This challenge addressed a question of fundamental and practical interest in machine learning: the assessment of data representations produced by unsupervised and transfer learning procedures. By unsupervised learning we mean learning strictly from unlabelled data. In contrast, transfer learning is concerned with learning from labelled data from tasks that are related but different from the task at hand. For instance, the task to be performed may be recognizing alphabetical letters and the training task may be recognizing digits. Several large datasets from various application domains were made available for the evaluation. The task of the participants was to produce a data representation on an evaluation dataset, given both a very large unlabelled development set and an unlabelled evaluation set.

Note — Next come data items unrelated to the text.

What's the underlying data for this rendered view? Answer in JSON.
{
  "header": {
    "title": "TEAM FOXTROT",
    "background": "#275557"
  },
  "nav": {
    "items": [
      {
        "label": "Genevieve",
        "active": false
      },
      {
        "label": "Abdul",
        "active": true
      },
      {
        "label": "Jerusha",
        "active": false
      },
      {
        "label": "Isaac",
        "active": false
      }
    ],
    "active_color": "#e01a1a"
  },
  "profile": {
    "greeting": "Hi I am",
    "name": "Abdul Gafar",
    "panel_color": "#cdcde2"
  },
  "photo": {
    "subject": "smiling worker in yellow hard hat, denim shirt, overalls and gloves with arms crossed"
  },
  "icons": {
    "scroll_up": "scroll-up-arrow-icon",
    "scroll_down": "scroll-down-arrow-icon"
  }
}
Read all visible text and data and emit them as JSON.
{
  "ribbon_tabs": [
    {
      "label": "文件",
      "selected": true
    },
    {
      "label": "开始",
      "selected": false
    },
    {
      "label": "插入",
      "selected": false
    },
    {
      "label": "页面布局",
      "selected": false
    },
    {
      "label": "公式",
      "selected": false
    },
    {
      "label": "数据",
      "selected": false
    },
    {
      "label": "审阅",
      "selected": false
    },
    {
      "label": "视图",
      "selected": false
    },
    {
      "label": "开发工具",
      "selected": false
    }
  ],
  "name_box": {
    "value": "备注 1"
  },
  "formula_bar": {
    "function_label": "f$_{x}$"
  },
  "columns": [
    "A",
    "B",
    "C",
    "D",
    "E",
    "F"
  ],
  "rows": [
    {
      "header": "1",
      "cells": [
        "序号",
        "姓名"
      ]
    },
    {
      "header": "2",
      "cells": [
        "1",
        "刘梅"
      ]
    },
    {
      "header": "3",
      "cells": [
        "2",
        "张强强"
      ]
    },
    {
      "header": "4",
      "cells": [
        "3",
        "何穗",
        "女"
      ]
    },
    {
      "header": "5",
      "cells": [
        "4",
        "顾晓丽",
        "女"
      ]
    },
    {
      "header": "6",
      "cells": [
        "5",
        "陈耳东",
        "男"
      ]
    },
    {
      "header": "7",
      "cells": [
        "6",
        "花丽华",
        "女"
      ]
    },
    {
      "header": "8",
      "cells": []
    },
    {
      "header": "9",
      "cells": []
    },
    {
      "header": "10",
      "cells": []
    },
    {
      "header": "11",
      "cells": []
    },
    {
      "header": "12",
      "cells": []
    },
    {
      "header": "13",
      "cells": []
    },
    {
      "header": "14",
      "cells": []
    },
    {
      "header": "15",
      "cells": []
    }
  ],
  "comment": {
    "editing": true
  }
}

For clarity of the scientific evaluation, a first phase of the challenge focussed strictly on unsupervised learning. It was then followed by a second phase on transfer learning in which a few target values (labels) for other tasks than the evaluation task (training tasks) were provided on development data (details in the PDF file attached).

We used data from five different domains (handwriting recognition, object recognition from still images, action recognition in videos, text processing, sensor data) and specified that the participants made entries on all datasets to demonstrate the versatility of the method employed. The datasets were selected to follow a number of criteria: (1) being of medium difficulty to provide a good separation of results obtained by different approaches, (2) having over 10,000 unlabeled examples, (3) having over 10,000 labeled examples, with more than 10 classes and a minimum of 100 examples per class.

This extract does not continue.